Director Liz Garbus is no stranger to difficult stories. With a decades-spanning career in documentaries, she has brought a lot of laughter and tears to the big and small screens. It’s not too surprising that her narrative film debut, Lost Girls, is a fictional account of a real-life tragedy.
Amy Ryan stars as Mari Gilbert, a single mother of three girls whose eldest daughter Shannan runs away from home as a pre-teen. Though she builds herself a life away from her mother and siblings, she keeps in regular contact with her family, so when they don’t hear from Shannan for some time, Mari is convinced that something has happened to her eldest daughter and a mother’s search for answers pushes the launch of an investigation that eventually leads to the discovery of multiple homicide victims at the hands of the Long Island serial killer — a unsolved case which is still open today.

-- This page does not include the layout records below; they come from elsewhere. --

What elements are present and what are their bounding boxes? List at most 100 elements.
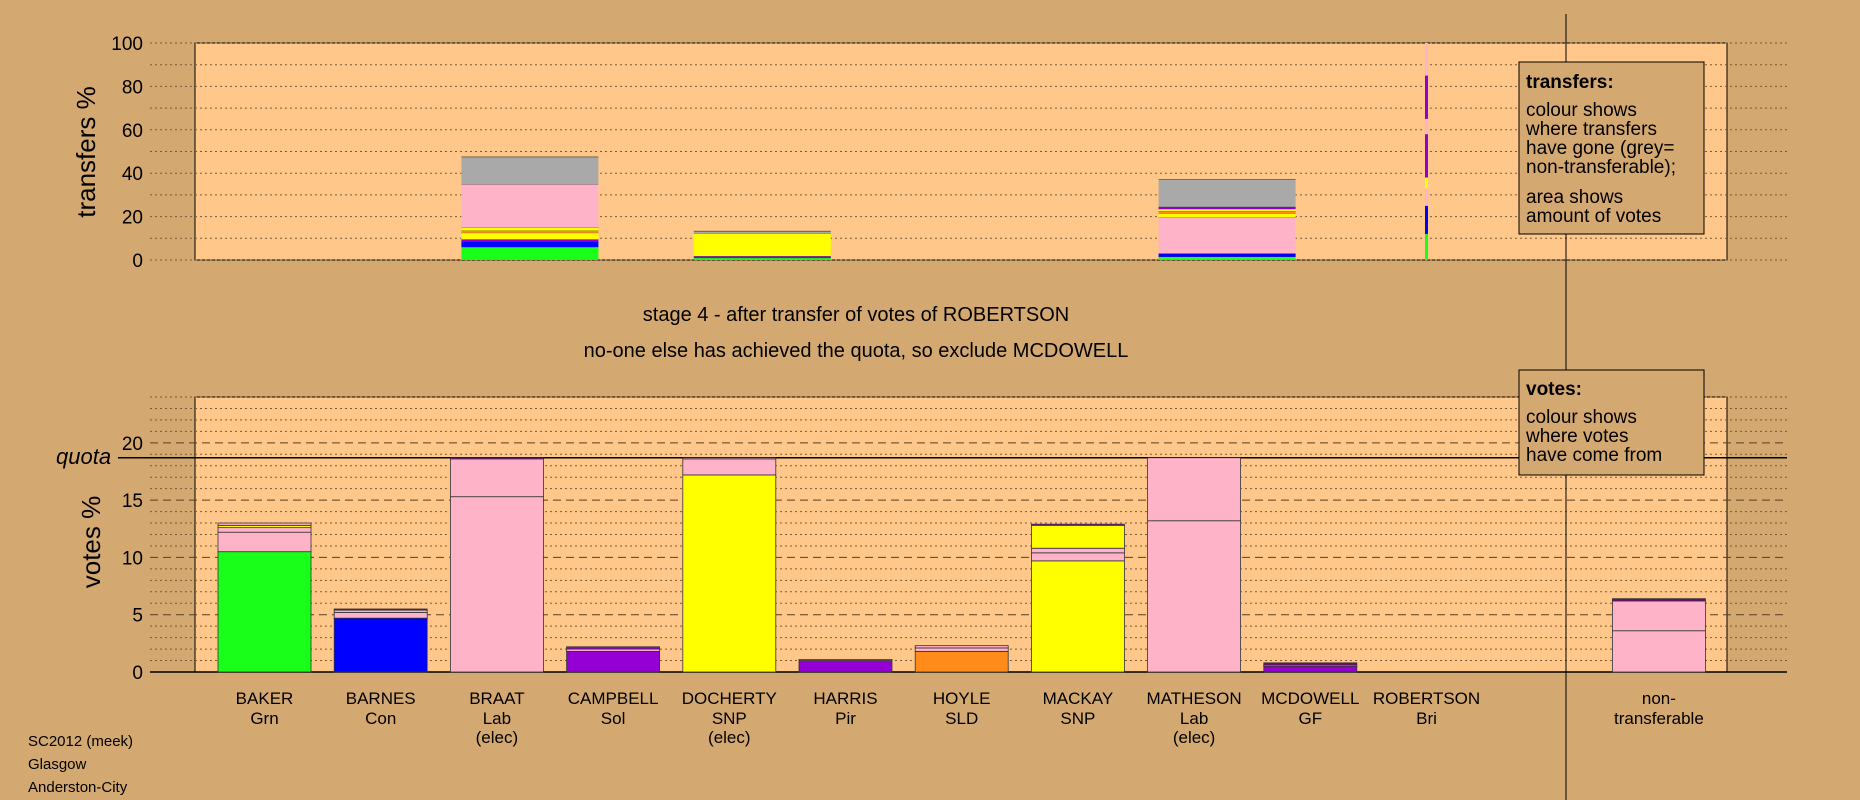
candidate-party: Lab	[1180, 709, 1208, 728]
y-tick-label: 100	[111, 34, 143, 55]
candidate-party: SNP	[1060, 709, 1095, 728]
transfer-segment	[1158, 256, 1296, 260]
transfer-segment	[1158, 211, 1296, 214]
vote-segment	[1612, 598, 1706, 602]
candidate-party: Grn	[250, 709, 278, 728]
transfer-segment	[461, 156, 599, 185]
transfer-segment	[1158, 217, 1296, 254]
stage-title: stage 4 - after transfer of votes of ROB…	[643, 304, 1069, 326]
transfers-legend-line: colour shows	[1526, 100, 1637, 121]
transfer-segment	[693, 233, 831, 257]
y-tick-label: 10	[122, 548, 143, 569]
candidate-party: SLD	[945, 709, 978, 728]
y-tick-label: 40	[122, 164, 143, 185]
vote-segment	[1263, 665, 1358, 673]
candidate-name: CAMPBELL	[568, 689, 659, 708]
y-tick-label: 60	[122, 121, 143, 142]
votes-legend: votes: colour shows where votes have com…	[1518, 369, 1705, 476]
transfer-segment	[1425, 118, 1428, 135]
vote-segment	[1031, 523, 1125, 526]
transfer-segment	[693, 231, 831, 234]
vote-segment	[333, 617, 428, 673]
vote-segment	[1147, 520, 1241, 673]
transfer-segment	[461, 239, 599, 242]
vote-segment	[449, 458, 544, 498]
transfer-segment	[1158, 253, 1296, 257]
vote-segment	[798, 660, 893, 673]
vote-segment	[566, 650, 660, 673]
transfers-legend-line: area shows	[1526, 187, 1623, 208]
votes-legend-box	[1518, 369, 1705, 476]
vote-segment	[1147, 457, 1241, 522]
candidate-name: ROBERTSON	[1373, 689, 1480, 708]
footer-council: Glasgow	[28, 756, 87, 773]
votes-legend-line: where votes	[1525, 426, 1628, 447]
stage-subtitle: no-one else has achieved the quota, so e…	[584, 340, 1129, 362]
votes-y-axis-label: votes %	[76, 496, 106, 589]
vote-segment	[1263, 662, 1358, 666]
candidate-elected: (elec)	[708, 728, 751, 747]
vote-segment	[682, 458, 777, 476]
candidate-party: Sol	[601, 709, 626, 728]
candidate-party: Bri	[1416, 709, 1437, 728]
candidate-party: Pir	[835, 709, 856, 728]
transfer-segment	[1158, 206, 1296, 210]
transfer-segment	[1425, 75, 1428, 119]
transfer-segment	[1425, 205, 1428, 234]
transfers-legend-line: amount of votes	[1526, 206, 1661, 227]
candidate-name: MCDOWELL	[1261, 689, 1359, 708]
candidate-name: BRAAT	[469, 689, 524, 708]
vote-segment	[1031, 547, 1125, 554]
footer-method: SC2012 (meek)	[28, 733, 134, 750]
transfers-legend-line: non-transferable);	[1526, 157, 1676, 178]
vote-segment	[217, 527, 312, 533]
transfers-legend-line: have gone (grey=	[1526, 138, 1674, 159]
candidate-elected: (elec)	[1173, 728, 1216, 747]
candidate-elected: (elec)	[476, 728, 519, 747]
vote-segment	[914, 645, 1009, 649]
candidate-name: HOYLE	[933, 689, 991, 708]
vote-segment	[449, 457, 544, 460]
vote-segment	[1031, 560, 1125, 673]
y-tick-label: 20	[122, 208, 143, 229]
vote-segment	[217, 531, 312, 553]
transfer-segment	[461, 184, 599, 228]
vote-segment	[1612, 600, 1706, 632]
vote-segment	[217, 522, 312, 526]
candidate-name: BARNES	[346, 689, 416, 708]
transfer-segment	[461, 241, 599, 247]
candidate-party: Con	[365, 709, 396, 728]
transfer-segment	[1425, 233, 1428, 260]
footer-ward: Anderston-City	[28, 779, 128, 796]
vote-segment	[566, 646, 660, 650]
transfer-segment	[1158, 209, 1296, 212]
nontransferable-label: non-	[1642, 689, 1676, 708]
y-tick-label: 20	[122, 434, 143, 455]
candidate-name: MACKAY	[1043, 689, 1114, 708]
candidate-name: BAKER	[236, 689, 294, 708]
transfers-legend: transfers: colour shows where transfers …	[1518, 61, 1705, 235]
candidate-party: Lab	[483, 709, 511, 728]
votes-legend-line: have come from	[1526, 445, 1662, 466]
transfer-segment	[1158, 213, 1296, 218]
transfer-segment	[1425, 177, 1428, 189]
transfers-y-axis-label: transfers %	[71, 86, 101, 218]
y-tick-label: 80	[122, 77, 143, 98]
candidate-party: SNP	[712, 709, 747, 728]
transfer-segment	[461, 232, 599, 240]
votes-legend-line: colour shows	[1526, 407, 1637, 428]
vote-segment	[682, 474, 777, 673]
transfer-segment	[1425, 188, 1428, 206]
transfer-segment	[461, 230, 599, 233]
vote-segment	[798, 658, 893, 661]
vote-segment	[333, 612, 428, 619]
transfer-segment	[693, 257, 831, 260]
transfer-segment	[461, 246, 599, 260]
transfer-segment	[1425, 134, 1428, 178]
candidate-name: DOCHERTY	[682, 689, 777, 708]
vote-segment	[449, 496, 544, 673]
y-tick-label: 5	[132, 606, 143, 627]
candidate-name: MATHESON	[1147, 689, 1242, 708]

Garbus’ film shines a spotlight on so many issues it’s difficult to chose just one. The Gilbert’s were victims of tragedy at every turn: underemployment, lack of social support, preconceptions about sex work, ineffective police work to name just a few. Yet the Gilberts, never backed away from controversy and their efforts led them to become activists for murder victims.
Lost Girls takes the good with the bad, not shying away from the family’s troubles and it all plays into the film’s major strength and appeal, namely Garbus’ ability to capture the desperation and undying determination of a mother looking for answers.